Saturday: Genesis 42

The worldwide famine brought people, including Joseph’s own family, from afar seeking food out of the store houses he had built in Egypt. God had told Joseph’s great grandfather, Abraham, that his descendants would leave the promised land temporarily to live an a strange land before returning in the fourth generation (Genesis 15:16). The seven year famine was the means by which Israel was brought down to Egypt. These events also illustrate the greater purpose of the LORD with Israel and the Jews’ relationship with God’s son.
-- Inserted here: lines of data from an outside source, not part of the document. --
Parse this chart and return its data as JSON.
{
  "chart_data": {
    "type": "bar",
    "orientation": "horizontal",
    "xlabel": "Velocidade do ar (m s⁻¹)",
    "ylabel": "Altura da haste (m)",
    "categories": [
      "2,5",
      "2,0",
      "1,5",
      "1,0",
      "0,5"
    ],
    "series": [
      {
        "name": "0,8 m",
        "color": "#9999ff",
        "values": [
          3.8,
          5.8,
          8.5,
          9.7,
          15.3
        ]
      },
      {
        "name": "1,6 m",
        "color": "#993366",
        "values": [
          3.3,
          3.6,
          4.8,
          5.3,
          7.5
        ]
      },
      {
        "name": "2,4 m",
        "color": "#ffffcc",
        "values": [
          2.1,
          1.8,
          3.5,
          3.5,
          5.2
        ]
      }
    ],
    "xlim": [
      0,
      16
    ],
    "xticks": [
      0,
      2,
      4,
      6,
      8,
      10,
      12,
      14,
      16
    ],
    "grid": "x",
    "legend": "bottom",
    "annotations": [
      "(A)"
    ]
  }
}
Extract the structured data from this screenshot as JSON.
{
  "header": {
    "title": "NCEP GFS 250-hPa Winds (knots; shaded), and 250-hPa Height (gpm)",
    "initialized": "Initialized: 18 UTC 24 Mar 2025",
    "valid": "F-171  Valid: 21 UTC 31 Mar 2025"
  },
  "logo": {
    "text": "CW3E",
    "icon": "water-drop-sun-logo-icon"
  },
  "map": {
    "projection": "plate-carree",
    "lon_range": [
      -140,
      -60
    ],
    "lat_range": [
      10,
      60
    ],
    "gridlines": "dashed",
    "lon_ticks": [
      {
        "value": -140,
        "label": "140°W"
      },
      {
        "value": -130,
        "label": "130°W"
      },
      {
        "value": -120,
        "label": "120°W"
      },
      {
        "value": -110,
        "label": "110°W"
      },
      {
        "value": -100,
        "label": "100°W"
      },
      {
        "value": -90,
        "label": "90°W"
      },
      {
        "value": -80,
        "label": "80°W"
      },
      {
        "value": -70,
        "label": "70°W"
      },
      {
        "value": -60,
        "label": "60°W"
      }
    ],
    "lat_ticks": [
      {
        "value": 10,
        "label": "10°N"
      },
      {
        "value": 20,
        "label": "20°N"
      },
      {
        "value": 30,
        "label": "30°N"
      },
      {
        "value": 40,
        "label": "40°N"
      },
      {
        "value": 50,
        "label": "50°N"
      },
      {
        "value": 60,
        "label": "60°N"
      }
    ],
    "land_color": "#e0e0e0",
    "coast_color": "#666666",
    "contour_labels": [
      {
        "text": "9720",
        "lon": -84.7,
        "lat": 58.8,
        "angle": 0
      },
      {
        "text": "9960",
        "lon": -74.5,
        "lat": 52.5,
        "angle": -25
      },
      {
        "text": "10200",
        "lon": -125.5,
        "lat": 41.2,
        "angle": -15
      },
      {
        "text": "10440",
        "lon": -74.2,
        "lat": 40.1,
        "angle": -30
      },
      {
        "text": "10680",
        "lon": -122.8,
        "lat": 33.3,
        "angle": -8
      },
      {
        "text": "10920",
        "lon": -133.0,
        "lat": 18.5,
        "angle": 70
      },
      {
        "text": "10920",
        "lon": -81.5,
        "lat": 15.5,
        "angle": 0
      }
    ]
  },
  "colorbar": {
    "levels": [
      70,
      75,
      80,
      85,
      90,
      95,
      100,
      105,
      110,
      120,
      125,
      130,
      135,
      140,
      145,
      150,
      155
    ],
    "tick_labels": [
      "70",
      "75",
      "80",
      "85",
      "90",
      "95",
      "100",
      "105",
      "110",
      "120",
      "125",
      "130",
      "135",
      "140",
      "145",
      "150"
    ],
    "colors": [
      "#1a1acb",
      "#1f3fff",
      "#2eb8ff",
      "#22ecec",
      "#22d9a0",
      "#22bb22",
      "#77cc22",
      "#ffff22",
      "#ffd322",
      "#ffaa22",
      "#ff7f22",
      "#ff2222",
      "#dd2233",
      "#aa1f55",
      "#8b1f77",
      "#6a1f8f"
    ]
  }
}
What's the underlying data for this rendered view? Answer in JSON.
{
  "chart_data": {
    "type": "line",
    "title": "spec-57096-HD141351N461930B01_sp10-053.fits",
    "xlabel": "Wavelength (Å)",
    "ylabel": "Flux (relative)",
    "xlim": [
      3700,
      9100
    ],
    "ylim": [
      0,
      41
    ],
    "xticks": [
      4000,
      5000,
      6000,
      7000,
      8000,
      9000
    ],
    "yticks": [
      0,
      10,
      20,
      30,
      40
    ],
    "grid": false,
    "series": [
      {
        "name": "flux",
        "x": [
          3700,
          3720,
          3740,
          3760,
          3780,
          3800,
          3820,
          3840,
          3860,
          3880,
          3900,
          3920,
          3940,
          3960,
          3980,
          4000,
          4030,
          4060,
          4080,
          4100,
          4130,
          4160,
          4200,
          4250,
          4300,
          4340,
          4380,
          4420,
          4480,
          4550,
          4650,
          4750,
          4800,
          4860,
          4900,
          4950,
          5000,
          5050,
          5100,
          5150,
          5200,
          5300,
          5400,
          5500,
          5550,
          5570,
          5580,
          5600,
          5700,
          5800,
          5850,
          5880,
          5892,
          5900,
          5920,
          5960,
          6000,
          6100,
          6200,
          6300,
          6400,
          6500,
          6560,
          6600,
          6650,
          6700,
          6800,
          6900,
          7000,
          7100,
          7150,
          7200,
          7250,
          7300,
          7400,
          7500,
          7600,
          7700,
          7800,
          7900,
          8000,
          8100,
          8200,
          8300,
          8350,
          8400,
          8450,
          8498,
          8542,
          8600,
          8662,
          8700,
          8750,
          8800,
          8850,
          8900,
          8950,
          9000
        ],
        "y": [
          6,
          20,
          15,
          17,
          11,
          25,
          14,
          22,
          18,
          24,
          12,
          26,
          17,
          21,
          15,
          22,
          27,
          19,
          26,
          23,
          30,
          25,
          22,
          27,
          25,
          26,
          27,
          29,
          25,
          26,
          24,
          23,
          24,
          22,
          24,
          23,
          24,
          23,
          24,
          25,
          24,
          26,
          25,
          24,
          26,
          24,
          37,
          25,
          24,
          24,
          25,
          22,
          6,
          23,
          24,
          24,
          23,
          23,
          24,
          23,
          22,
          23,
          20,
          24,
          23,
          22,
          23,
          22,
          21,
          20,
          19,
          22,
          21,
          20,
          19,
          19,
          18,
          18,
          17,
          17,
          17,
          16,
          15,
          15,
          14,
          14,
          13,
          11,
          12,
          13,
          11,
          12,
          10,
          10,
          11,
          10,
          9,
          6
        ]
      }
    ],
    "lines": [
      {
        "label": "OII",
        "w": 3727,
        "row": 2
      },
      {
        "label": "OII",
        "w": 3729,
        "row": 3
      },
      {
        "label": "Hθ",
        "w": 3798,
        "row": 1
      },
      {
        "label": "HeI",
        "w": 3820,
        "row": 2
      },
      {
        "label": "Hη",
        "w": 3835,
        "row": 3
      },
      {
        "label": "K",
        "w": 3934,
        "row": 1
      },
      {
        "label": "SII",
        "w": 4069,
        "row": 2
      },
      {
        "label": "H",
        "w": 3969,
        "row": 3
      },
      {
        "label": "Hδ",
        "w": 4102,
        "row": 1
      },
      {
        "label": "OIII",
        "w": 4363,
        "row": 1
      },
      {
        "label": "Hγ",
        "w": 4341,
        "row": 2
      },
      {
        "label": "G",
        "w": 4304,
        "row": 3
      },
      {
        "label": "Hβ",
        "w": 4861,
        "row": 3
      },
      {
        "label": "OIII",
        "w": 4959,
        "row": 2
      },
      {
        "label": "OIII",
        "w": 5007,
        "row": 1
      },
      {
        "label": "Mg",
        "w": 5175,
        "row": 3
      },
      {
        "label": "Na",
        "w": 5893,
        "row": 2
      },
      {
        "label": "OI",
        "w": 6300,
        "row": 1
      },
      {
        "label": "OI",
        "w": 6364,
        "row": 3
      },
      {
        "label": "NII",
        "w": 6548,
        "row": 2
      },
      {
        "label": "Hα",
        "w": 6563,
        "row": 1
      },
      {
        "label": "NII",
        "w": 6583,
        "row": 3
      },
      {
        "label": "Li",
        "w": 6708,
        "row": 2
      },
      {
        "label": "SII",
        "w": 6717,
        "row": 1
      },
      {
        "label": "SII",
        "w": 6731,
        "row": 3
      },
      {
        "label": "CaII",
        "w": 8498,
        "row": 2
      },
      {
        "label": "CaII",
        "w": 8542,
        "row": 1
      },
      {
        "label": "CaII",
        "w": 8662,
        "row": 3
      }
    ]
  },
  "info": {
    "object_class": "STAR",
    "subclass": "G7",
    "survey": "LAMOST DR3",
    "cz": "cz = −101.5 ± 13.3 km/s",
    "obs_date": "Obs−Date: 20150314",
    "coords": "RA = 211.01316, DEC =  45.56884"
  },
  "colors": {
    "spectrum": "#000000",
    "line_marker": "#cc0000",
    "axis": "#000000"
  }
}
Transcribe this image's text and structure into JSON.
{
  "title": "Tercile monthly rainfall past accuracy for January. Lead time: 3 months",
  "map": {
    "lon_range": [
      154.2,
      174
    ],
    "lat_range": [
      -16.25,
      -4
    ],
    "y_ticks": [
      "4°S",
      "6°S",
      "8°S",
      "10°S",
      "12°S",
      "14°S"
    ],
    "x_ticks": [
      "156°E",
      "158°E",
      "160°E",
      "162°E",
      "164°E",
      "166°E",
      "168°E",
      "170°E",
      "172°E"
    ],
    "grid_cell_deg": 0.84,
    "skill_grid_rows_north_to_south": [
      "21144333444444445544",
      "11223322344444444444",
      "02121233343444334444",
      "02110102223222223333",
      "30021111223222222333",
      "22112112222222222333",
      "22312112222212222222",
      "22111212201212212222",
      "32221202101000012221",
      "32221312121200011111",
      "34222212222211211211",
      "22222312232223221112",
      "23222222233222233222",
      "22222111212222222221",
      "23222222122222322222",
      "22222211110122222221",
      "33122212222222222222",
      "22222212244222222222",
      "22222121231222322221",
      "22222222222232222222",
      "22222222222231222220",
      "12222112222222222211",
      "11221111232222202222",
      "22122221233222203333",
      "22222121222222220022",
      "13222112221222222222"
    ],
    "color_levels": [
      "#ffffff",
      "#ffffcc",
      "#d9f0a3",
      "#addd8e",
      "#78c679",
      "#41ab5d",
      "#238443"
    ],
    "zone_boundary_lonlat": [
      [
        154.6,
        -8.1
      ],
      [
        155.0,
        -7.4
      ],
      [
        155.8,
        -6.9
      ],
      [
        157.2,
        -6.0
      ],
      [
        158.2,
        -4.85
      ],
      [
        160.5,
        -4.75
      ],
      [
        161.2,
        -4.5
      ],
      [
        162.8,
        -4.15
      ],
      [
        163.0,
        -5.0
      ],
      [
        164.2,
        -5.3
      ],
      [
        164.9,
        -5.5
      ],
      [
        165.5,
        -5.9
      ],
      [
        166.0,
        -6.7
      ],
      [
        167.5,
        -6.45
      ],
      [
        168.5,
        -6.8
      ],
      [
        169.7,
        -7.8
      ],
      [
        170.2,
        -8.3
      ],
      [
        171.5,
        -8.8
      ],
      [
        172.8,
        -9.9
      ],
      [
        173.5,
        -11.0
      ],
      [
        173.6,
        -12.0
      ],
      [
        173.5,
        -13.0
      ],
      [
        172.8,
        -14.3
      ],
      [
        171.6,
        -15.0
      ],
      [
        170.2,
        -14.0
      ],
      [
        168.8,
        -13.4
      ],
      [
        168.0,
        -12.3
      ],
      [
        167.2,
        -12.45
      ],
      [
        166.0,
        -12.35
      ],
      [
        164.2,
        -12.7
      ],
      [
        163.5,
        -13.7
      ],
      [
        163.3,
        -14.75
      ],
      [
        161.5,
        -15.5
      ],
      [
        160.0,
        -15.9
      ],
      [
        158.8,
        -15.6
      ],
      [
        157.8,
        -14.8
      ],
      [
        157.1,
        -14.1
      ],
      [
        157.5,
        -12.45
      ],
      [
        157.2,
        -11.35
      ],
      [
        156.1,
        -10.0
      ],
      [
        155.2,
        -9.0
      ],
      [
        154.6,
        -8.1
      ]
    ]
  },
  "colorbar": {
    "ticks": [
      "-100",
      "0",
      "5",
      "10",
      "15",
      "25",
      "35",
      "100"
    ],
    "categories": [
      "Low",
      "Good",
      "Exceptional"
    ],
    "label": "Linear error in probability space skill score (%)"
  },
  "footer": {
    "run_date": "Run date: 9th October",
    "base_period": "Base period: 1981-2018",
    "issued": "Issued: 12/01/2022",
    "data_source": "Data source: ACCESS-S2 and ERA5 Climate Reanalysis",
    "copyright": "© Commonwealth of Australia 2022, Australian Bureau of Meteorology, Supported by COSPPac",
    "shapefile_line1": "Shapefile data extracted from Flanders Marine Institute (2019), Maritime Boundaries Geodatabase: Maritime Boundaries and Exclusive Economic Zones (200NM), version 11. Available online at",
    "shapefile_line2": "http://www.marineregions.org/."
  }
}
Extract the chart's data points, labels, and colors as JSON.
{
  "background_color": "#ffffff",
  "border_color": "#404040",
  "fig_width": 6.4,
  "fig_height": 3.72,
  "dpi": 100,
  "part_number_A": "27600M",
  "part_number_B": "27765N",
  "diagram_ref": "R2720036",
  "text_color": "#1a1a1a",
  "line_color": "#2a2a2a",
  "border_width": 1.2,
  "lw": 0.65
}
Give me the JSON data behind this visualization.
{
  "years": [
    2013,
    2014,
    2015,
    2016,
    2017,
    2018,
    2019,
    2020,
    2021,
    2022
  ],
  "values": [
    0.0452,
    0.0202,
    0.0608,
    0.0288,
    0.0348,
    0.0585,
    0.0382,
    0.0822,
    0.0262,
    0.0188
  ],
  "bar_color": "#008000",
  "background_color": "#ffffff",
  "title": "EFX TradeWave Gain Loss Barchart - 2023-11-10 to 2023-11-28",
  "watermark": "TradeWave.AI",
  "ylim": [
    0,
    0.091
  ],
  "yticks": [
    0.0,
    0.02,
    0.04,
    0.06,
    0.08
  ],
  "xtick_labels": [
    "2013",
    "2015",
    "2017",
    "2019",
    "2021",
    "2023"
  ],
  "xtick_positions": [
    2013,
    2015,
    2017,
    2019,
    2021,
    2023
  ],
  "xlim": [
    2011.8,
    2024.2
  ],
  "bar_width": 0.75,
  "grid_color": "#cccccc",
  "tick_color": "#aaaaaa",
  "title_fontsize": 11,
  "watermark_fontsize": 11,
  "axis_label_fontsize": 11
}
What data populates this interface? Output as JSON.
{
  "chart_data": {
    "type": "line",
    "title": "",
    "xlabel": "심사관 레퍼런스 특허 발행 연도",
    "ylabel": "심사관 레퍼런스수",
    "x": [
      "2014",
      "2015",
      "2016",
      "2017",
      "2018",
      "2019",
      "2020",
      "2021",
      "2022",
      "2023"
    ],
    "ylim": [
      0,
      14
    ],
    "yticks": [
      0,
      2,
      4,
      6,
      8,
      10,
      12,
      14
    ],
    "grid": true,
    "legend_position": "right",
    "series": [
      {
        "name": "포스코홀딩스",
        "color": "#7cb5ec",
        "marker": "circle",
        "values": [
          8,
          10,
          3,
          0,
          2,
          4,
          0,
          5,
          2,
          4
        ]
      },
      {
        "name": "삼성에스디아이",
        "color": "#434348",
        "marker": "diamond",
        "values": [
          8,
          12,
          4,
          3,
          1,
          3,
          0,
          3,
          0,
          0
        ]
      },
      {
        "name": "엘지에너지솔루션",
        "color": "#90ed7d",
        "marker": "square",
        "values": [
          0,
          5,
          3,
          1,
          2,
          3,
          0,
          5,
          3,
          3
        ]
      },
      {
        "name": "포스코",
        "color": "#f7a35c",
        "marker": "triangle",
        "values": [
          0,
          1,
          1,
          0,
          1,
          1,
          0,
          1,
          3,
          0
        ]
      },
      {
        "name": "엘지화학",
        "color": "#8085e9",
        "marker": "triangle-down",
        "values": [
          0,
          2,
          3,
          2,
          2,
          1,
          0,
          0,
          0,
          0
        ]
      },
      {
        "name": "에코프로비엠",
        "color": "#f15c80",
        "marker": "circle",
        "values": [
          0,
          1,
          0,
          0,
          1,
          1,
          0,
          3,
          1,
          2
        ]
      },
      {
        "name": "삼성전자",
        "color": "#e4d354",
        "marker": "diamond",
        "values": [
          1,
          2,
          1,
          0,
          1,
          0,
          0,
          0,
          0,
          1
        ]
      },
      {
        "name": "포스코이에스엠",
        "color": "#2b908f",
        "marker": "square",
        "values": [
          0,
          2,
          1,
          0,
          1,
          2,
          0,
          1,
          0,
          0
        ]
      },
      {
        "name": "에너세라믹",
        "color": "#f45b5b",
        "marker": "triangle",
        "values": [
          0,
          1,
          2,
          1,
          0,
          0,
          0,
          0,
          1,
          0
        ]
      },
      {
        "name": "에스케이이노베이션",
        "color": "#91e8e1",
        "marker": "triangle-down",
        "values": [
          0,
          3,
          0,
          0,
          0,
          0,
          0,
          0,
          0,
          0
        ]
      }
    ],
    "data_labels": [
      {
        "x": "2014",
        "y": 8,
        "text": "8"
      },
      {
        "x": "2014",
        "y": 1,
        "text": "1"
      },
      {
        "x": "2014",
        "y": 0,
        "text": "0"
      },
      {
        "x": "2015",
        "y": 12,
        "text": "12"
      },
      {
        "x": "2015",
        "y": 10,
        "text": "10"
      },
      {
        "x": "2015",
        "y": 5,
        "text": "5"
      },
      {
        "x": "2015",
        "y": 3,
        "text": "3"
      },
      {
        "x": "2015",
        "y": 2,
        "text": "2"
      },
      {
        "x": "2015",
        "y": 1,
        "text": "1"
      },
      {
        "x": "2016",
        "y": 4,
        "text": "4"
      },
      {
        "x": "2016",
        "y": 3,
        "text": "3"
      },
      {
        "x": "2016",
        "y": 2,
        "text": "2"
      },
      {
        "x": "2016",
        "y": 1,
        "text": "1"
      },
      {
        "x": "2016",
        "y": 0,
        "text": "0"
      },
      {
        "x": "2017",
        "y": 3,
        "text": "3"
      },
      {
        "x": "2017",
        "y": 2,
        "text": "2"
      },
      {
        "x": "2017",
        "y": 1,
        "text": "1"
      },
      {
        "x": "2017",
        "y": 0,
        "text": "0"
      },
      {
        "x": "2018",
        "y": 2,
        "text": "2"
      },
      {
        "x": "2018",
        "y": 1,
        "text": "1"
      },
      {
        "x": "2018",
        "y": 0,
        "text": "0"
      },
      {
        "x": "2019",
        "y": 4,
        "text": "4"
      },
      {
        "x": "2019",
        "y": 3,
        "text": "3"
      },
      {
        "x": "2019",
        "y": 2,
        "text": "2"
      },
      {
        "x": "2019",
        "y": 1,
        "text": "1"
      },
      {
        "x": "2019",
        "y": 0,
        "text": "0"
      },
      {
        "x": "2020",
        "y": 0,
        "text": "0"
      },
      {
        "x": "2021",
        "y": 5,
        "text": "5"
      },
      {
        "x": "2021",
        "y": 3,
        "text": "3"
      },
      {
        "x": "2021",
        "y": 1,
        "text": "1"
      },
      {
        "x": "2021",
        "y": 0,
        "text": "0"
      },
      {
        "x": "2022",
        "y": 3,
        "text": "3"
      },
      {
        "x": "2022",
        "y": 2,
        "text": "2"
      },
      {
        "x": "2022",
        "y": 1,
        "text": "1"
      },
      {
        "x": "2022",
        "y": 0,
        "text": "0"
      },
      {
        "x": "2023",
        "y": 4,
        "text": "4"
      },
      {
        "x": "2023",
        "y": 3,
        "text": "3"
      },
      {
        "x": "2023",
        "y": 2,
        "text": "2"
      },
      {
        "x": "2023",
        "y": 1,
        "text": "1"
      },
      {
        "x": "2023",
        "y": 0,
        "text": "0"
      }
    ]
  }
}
Joseph was highly exalted in Egypt, but Israel believed he was dead: Christ is now exalted at God’s right hand, but the Jews think he also is dead. Joseph’s brethren did not realise that the great personage they were dealing with in Egypt was their very own brother. Joseph did not immediately reveal himself to them because they had to recognise the enormity of their crime against him and to learn that their treatment of him and his exaltation in Egypt was part of God’s plan of salvation. These events also foreshadowed the way in which Jesus will soon come to Israel as a great saviour, delivering them from all their enemies, but only after their full acceptance of him as their Messiah will it be borne in on them that he is Jesus of Nazareth whom their fathers crucified two thousand years before. Not only should Jews therefore be prepared for the Messiah’s coming, but all of us also, for it is "unto them that look for him shall he appear the second time without sin unto salvation" (Hebrews 9:28).